Daha önce gezdiğim yerleri gezmek huyum değildir ama bugün için elimde daha önce gördüğüm 3 seçenek vardı. Güzeller güzeli Brugge, Jan van Eyck'e aşık olmamı sağlayan şehir Gent ve en fazla müze opsiyonu olan başkent Brüksel. Ben tren saatlerine de bakınca Brüksel'i tercih ettim. Brugge'de yapılacakları yapmıştım zaten. Gent de bu soğukta çekilmezdi. Brüksel beni çivi gibi yağan yağmurun yönünü yüzüme doğru çeviren sert rüzgarla karşıladı. Gardımı alıp Mont des Arts'a doğru yürümeye başladım. Sanat dağı anlamına gelen bu bölge Brüksel'de müzelerin toplandığı bir tepe. İlk Brüksel seyahatimde Atomium ve Parlementarium gibi çağdaş müzeleri gezmiştim. Avrupa'nın en önemli sanat tarihi müzelerinden biri olan  Musées Royaux des Beaux-Arts de Belgique yani güzel sanatlar müzesini gezme fırsatım olmamıştı. Benim için daha da heyecan verici olan Magritte müzesi de bu kompleksin içindeydi. Hemen bu müzenin karşısında da Musical Instruments Museum isimli, görece küçük ama niş bir müze vardı. Ben gelmeden önce internetten araştırırken bu müzede bir dinleti olduğunu öğrenmiştim. Hemen gidip bilet aldım. Çünkü güne klasik müzik dinletisiyle başlamak gibisi yoktu. 


Bu konser bileti sayesinde müzeyi de hızlıca gezme fırsatım oldu. Normalde müze bileti aldığınızda size bir audio guide veriyorlar. Bir çok müzede karşınıza çıkan bu cihazın en önemli olduğu müze kesinlikle bu gezdiğim müzik aletleri müzesiydi. Çünkü Audio Guide'a qr kodu okuttuğunuzda gördüğünüz enstrümanla çalınmış bir eseri dinleme olanağına sahip oluyorsunuz. Çok eski tarihlerden kalan, bazıları piyano, keman gibi enstrümanların öncüleri kabul edilen aletlerin seslerini duymayı isterdim. Bu müzeyi tabiri caizse piç etmeden şöyle bir dolandım ve hayatımın bir başka evresinde hakkını vererek gezmek için kendime söz verdim. 

Musical Instruments Museum


Musical Instruments Museum

Musical Instruments Museum

Müzeden çıkınca hemen aşağıdaki kafede bir waffle yiyip enerjimi toplamak istedim.
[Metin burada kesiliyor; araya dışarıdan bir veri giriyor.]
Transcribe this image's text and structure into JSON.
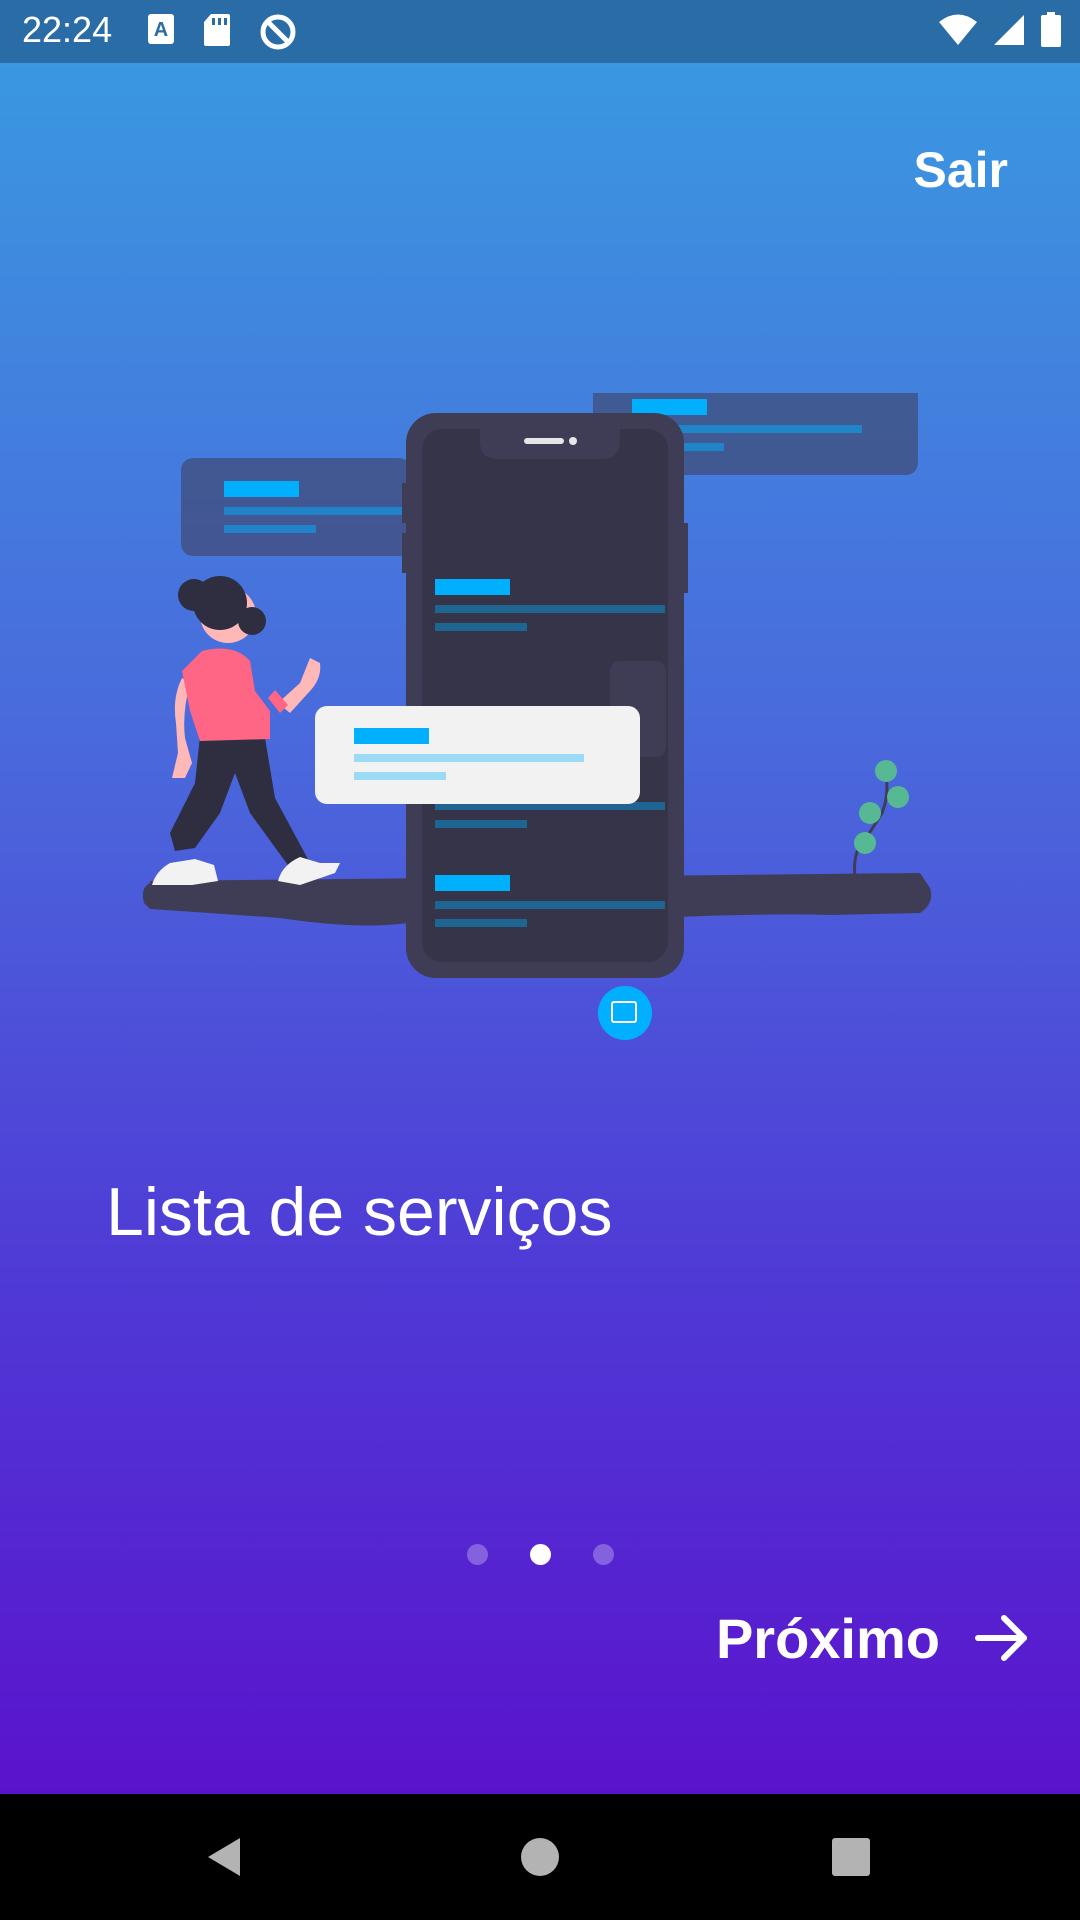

Waffle'ın başkenti Brüksel'den poğaça yiyerek geçemezdim. 

Bu kısa moladan sonra son sürat güzel sanatlar müzesinin yolunu tuttum. Maalesef heyecanla bu şehre doğru yola çıkmamı sağlayan müze olan Rene Magritte Müzesi tadilattaymış. O yüzden eserlerin bir kısmını sergiledikleri küçük bir alana taşımışlar müzeyi. Ben de orayı gezerek bu binayı arşınlamaya başladım. 





Müzenin muhteşem bir özelliği var. Gezerken bazı qr kodları okuttuğunuzda sizi eserle ilgili bir ses kaydının olduğu Soundcloud linkine yönlendiriyor. Bu sayede eğer audio guide'ınız yoksa bile gördüğünüz resimle ilgili daha fazla bilgiye sahip oluyorsunuz. Eğer merak ettiyseniz aşağıdaki şaheserin linkini burada paylaşıyorum. Karşınızda "The Empire of the Lights" 


Rene Magritte sürrealizm akımının önde gelen sanatçılarından biri. "Son of Man" ve "İmgelerin İhaneti" tabloları en ünlü eserlerinden. Hemen alttaki Son of Man tablosu normalde sipariş üstüne yapılan bir otoporte olması gerekirken sanatçı kendisini çizmek yerine yüzünü bir elmayla kapatarak gizleneni ve aşikar olanı düşündürdüğü bir sanat eseri ortaya çıkartmış. Bu tabloyla ilgili konuşurken söylediği şu sözler dikkat çekici. 

- "Aslında gördüğümüz her şey, göremediğimiz başka şeyleri gizler, insanlar da hep görünmeyeni görmek isterler. Gizlenene ve görünenin bize göstermediği şeylere hep bir ilgi vardır. Bu ilgi oldukça yoğun bir duygu, bir tür gizli olan ile görünen arasında bir çatışma olduğu söylenebilir."

Rönesans sonrası gerçekçilik ve sonrasında izlenimcilik gibi akımlar sürrealizm kadar düşündüren ve insana sorgulama isteği uyandıran tablolar kazandırmadı insanlığa. Ama Magritte'in bu tabloları Platon'dan Baudrillard'a, Berger'den Lacan'a bir çok metni ve düşünceyi size hatırlatıyor. 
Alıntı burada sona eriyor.